Advice to stop smoking and avoid the sun. Use physical sunscreen if possible. I just want to add that unresponsiveness might be related to sub therapeutic dose of the drugs she was using. If the pregnancy is not a problem for her, you may try Thalidomide. It is effective for the treatment of severe cutaneous lupus.

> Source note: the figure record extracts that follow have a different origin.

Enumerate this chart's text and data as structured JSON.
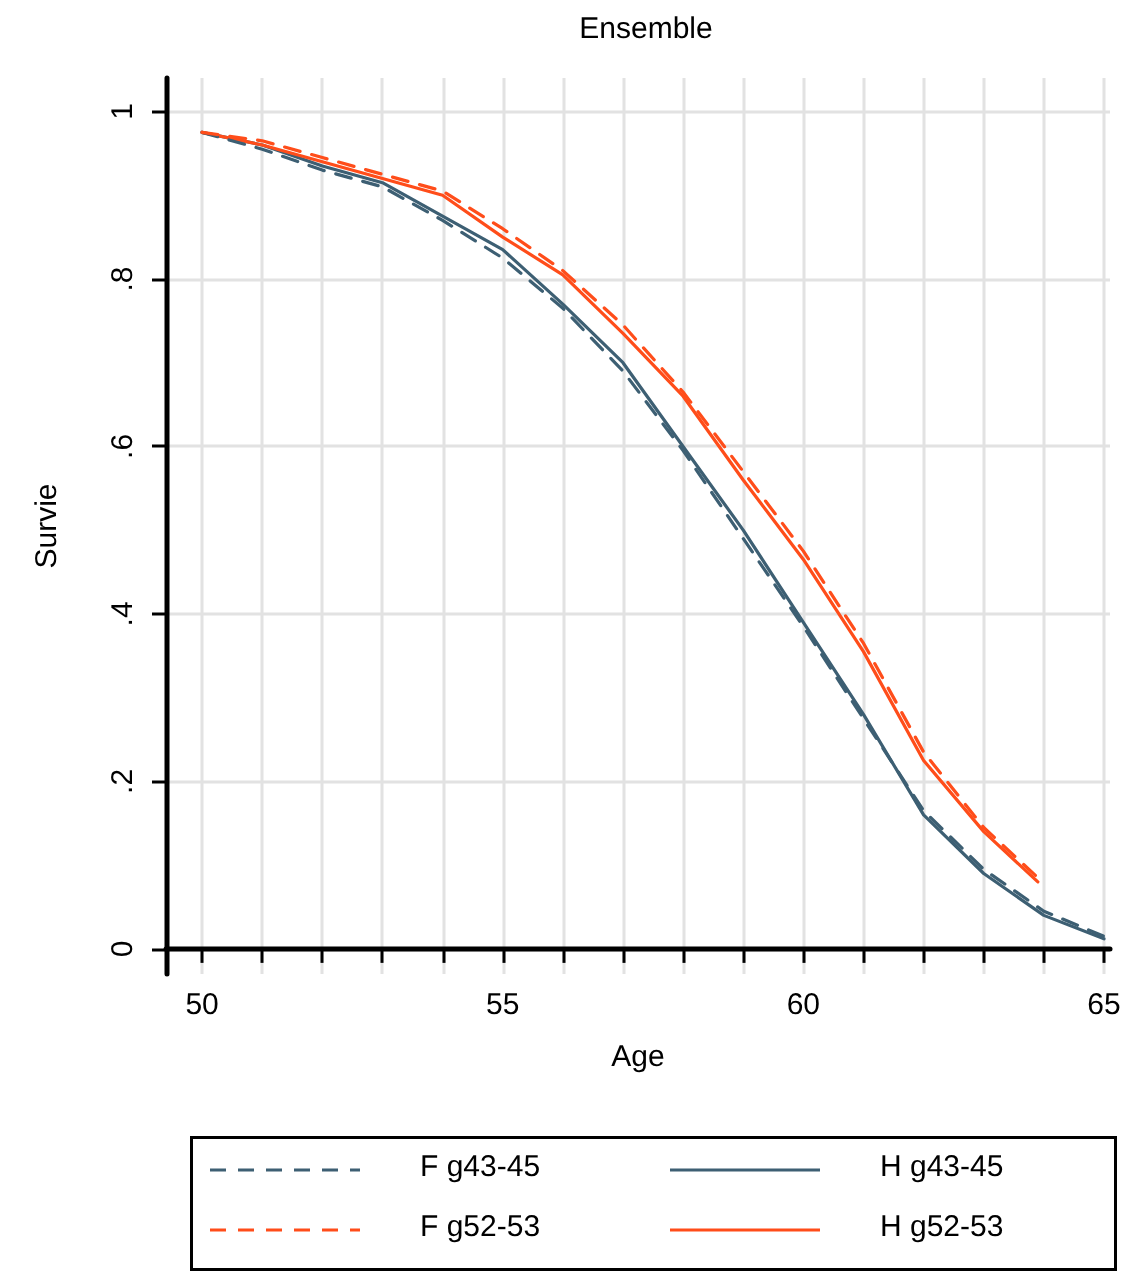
{
  "chart_data": {
    "type": "line",
    "title": "Ensemble",
    "xlabel": "Age",
    "ylabel": "Survie",
    "x": [
      50,
      51,
      52,
      53,
      54,
      55,
      56,
      57,
      58,
      59,
      60,
      61,
      62,
      63,
      64,
      65
    ],
    "xlim": [
      49.4,
      65.1
    ],
    "xticks": [
      50,
      55,
      60,
      65
    ],
    "ylim": [
      -0.03,
      1.04
    ],
    "yticks": [
      {
        "value": 0,
        "label": "0"
      },
      {
        "value": 0.2,
        "label": ".2"
      },
      {
        "value": 0.4,
        "label": ".4"
      },
      {
        "value": 0.6,
        "label": ".6"
      },
      {
        "value": 0.8,
        "label": ".8"
      },
      {
        "value": 1,
        "label": "1"
      }
    ],
    "grid": true,
    "legend": "bottom",
    "marker": "none",
    "series": [
      {
        "name": "F g43-45",
        "color": "#3d5f73",
        "line_style": "dashed",
        "values": [
          0.975,
          0.955,
          0.93,
          0.91,
          0.87,
          0.825,
          0.765,
          0.69,
          0.595,
          0.49,
          0.385,
          0.275,
          0.165,
          0.095,
          0.045,
          0.015
        ]
      },
      {
        "name": "H g43-45",
        "color": "#3d5f73",
        "line_style": "solid",
        "values": [
          0.975,
          0.96,
          0.935,
          0.915,
          0.875,
          0.835,
          0.77,
          0.7,
          0.6,
          0.5,
          0.39,
          0.28,
          0.16,
          0.09,
          0.04,
          0.012
        ]
      },
      {
        "name": "F g52-53",
        "color": "#ff4d1a",
        "line_style": "dashed",
        "x": [
          50,
          51,
          52,
          53,
          54,
          55,
          56,
          57,
          58,
          59,
          60,
          61,
          62,
          63,
          63.9
        ],
        "values": [
          0.975,
          0.965,
          0.945,
          0.925,
          0.905,
          0.86,
          0.81,
          0.745,
          0.665,
          0.57,
          0.475,
          0.365,
          0.235,
          0.145,
          0.085
        ]
      },
      {
        "name": "H g52-53",
        "color": "#ff4d1a",
        "line_style": "solid",
        "x": [
          50,
          51,
          52,
          53,
          54,
          55,
          56,
          57,
          58,
          59,
          60,
          61,
          62,
          63,
          63.9
        ],
        "values": [
          0.975,
          0.96,
          0.94,
          0.92,
          0.9,
          0.85,
          0.805,
          0.735,
          0.66,
          0.56,
          0.465,
          0.355,
          0.225,
          0.14,
          0.08
        ]
      }
    ]
  }
}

Ambajogai Ovhal MD, Assistant Professor, Dept of Dermatology, Government Medical College, Latur, India on July 17, 2011

I think this description suits chronic cutaneous LE. I'm in favour of Methylprednisolone 1g and Azathioprine (100 mg) or cyclophosphamide 500mg pulse therapy for 3 days in a month followed by azathioprine in its therapeutic dose for 28 days. Continue pulse therapy for 6 such cycles. Meanwhile continue with hydroxychloroquine. We have to taper steroids by 5 mg at every pulse. Then after 6 months of good control without oral steroids we can think of azathioprine 50mg od for next 6-12 months along with Hydroxychloroquine. We can also consider methotrexate, cyclosporin in place of azathioprine. It does not matter whether the disease is chronic or subacute, its academic matter. We can rule out antiphospholipid titres for additional benefits. Along with this other measures should be very well practiced. Psychosocial assessment should be done in association with psychiatrist.

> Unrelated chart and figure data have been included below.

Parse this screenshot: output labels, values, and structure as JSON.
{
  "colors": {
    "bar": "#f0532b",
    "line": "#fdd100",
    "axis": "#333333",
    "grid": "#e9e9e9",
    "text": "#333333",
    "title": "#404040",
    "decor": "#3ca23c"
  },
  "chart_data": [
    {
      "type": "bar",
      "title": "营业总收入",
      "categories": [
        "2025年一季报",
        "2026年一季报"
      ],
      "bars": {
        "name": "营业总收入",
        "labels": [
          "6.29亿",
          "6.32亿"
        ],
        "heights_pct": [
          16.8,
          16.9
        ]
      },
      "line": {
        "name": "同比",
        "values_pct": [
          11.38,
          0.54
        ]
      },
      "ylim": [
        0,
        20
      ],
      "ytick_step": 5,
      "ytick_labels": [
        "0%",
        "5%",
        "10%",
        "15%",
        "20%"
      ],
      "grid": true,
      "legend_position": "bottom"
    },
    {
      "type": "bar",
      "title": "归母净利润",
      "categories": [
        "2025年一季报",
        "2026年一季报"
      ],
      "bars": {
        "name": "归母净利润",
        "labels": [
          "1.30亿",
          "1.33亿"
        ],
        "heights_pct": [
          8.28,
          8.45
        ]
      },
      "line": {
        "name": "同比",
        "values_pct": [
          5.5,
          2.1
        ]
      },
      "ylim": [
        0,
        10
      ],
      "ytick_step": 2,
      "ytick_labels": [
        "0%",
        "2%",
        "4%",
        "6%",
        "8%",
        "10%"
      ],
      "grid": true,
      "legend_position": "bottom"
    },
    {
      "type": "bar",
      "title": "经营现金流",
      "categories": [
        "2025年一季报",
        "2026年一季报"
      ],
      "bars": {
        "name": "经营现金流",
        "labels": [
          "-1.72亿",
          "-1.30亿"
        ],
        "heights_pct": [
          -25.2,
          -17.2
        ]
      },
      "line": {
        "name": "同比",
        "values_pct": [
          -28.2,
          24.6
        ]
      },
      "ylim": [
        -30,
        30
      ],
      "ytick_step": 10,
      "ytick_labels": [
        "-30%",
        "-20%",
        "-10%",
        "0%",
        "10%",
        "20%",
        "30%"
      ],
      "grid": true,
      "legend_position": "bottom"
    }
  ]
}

David Cook MD, Clinical Senior Lecturer, Dermatology, Concord Clinical School, Univesity of Sydney, NSW, Australia on July 17, 2011

Hydroxychloroquine is unlikely to be helpful in this case if the patient continues to smoke cigarettes. I would recommend a trial of thalidomide to control her cutaneous disease if all appropriate precautions are undertaken. She also needs a thrombophilia screen to exclude an associated thrombotic disease to account for the history of CVA at a young age. Her joint symptoms are not in keeping with a diagnosis of subacute LE and the raised Rheumatoid Factor in absence of a raised ANA suggest a cutaneous lupus and RA overlap. She may get improvement in the joint symptoms with thalidomide but my experience is that it will be more helpful for her cutaneous disease.

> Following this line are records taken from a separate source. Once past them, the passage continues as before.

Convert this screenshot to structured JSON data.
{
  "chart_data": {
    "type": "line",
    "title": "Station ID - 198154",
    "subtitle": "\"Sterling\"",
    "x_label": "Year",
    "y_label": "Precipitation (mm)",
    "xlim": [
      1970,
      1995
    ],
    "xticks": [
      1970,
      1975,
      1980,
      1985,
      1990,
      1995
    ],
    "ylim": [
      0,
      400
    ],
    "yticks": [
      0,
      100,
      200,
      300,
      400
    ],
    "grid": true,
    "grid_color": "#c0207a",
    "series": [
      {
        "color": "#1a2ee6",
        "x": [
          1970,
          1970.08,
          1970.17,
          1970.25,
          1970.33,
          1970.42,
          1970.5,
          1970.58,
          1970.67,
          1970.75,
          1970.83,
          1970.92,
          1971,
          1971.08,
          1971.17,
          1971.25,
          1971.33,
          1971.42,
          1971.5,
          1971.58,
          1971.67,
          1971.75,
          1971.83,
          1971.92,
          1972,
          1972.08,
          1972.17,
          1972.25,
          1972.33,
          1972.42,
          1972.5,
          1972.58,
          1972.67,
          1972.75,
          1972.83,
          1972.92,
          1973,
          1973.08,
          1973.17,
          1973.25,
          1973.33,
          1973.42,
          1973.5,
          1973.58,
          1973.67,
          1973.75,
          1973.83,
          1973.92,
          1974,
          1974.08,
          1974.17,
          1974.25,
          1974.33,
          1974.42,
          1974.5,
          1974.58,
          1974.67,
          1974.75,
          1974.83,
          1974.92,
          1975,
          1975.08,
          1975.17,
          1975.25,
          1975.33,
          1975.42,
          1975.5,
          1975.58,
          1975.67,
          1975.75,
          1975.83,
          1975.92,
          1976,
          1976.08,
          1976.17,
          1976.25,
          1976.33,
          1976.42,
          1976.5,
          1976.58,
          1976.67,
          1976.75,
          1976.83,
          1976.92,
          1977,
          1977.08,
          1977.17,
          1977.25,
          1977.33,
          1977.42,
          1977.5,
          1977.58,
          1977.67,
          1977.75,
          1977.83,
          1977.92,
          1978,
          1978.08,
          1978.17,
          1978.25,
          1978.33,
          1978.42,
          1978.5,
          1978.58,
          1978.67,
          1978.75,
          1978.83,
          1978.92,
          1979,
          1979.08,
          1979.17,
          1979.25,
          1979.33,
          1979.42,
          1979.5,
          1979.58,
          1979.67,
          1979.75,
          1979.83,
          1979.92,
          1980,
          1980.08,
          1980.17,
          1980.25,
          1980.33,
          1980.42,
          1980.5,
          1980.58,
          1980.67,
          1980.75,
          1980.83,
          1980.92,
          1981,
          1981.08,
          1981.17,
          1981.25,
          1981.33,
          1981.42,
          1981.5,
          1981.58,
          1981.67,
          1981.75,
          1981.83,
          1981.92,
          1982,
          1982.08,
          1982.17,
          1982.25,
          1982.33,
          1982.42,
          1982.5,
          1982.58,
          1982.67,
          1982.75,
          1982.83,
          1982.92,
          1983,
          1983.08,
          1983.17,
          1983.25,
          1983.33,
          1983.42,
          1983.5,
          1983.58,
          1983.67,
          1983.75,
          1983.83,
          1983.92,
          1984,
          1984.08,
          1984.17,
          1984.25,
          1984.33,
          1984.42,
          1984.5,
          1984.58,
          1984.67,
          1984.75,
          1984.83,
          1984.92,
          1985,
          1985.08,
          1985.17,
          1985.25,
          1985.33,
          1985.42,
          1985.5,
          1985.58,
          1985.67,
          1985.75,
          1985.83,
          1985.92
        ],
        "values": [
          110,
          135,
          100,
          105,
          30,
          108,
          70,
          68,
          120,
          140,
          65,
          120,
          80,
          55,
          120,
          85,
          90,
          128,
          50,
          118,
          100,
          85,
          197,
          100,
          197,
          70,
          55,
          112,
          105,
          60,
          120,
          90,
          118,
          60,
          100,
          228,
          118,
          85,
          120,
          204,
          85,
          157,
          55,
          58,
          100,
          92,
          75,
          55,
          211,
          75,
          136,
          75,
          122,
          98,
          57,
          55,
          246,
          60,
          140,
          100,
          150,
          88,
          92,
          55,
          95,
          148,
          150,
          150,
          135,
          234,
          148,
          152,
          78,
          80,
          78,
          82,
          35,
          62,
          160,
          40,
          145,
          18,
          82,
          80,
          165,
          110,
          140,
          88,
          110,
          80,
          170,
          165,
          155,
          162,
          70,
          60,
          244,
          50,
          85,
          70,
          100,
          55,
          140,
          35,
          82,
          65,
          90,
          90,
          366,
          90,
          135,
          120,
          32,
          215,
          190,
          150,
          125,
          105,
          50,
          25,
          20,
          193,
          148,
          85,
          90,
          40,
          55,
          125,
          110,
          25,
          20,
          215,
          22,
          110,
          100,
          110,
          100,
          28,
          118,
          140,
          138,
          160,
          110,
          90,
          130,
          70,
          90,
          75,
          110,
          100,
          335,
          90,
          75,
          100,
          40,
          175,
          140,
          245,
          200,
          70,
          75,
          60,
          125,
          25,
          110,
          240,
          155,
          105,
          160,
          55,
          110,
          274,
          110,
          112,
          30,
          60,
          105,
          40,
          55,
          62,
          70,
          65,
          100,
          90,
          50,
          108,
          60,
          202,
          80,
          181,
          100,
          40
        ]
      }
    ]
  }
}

Nasser Altamimi MD, Dermatologist, Tarim, Yemen on July 20, 2011

Most likely diagnosis is chronic cutaneous lupus. Advice: 1-stop smoking and avoid the sun by physical sun screen. 2-Plaquenil + Imuran 3-Follow up by a rheumatologist

Abdullah Mancy MD, Dermatologist, AL-Ramadi Teaching Hospital, Ramadi, Iraq on July 24, 2011

There is what is called complement deficiency-associated lupus characterized by early onset, photosensitivity, less renal disease and Ro/La autoantibodies. Can this be applied to this patient? What about family history? We also know that TNF inhibitors may cause drug-induced lupus that has skin disease with malar rash, discoid lesion and photosensitivity. I think this patient may have complement deficiency-associated lupus which is aggravated by the administration of TNF inhibitors.